Over the last 10 months since the death, Schoeneweis has been trying to piece together his family life, create some stability for his children, trying to find answers. He says he has the support system of his parents who live near his Arizona home and a nanny who has cared for the children and who care about her.
“I’m in a great place now, better than I’ve been in some time,” Schoeneweis said. “The support system around us is terrific. I feel I can come to Florida and know the kids are OK and taken care of. Next week they’re coming to visit and we’ll go to the beach and be together again. But when I get in there tomorrow I’ll sit down and map something out with John Farrell and Terry Francona. Everyone has been good to me and I’m looking forward to meeting everyone and getting to know them.
“I’ve always wanted to play for the Red Sox so when this opportunity presented itself I jumped at it. Milwaukee gave me a chance to come into camp and show people I can still pitch. I felt great out there, but the situation was they just didn’t have room for me,” Schoeneweis said.

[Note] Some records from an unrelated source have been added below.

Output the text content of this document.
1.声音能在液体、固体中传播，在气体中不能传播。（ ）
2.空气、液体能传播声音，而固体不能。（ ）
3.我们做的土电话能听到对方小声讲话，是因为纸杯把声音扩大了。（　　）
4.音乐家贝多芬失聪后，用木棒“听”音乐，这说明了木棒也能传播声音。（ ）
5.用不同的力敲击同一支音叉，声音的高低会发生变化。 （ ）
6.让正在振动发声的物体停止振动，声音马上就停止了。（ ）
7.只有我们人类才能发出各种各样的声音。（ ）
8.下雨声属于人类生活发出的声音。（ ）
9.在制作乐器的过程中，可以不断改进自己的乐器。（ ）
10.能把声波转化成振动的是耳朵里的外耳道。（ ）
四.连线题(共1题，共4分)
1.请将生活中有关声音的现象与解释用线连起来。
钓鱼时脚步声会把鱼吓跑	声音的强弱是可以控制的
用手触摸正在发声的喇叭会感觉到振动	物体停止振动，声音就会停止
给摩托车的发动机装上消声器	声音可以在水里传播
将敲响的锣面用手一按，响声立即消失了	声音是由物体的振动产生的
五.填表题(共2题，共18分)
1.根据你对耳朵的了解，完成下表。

Brewers pitching coach Rick Peterson, who had coached Schoeneweis in New York with the Mets, said he phoned John Farrell and recommended Schoeneweis if the Sox had a need for a lefty to get lefties out. With seven starting pitchers, it was going to be tough for Schoeneweis to make the Brewers because two of the pitchers have to go to the bullpen. Schoeneweis said he wanted to go to camp with the Brewers because they trained in Arizona and he’d get to be close to his children. That was working fine until his release.
“Scotty has always been able to get lefties out. He got all of them out in spring training. I thought he was throwing the ball almost as well as did in New York with us,” Peterson said. “He can help a team, no doubt about it.”
From 2003-2007, Schoeneweis allowed only one homer to lefthanded batters.
Schoeneweis, who watched his first major league game at Fenway and whose grandparents came from Fall River, has never been awed by pitching at Fenway where he’s held lefties to a .168 average in more than 31 innings of work there.
The Sox had signed Alan Embree last week, but Embree had not been in a camp and appears to be behind. Schoeneweis should be able to pick up where he left off in Milwaukee where his velocity was around 87-89, but nasty vs. lefthanded hitters.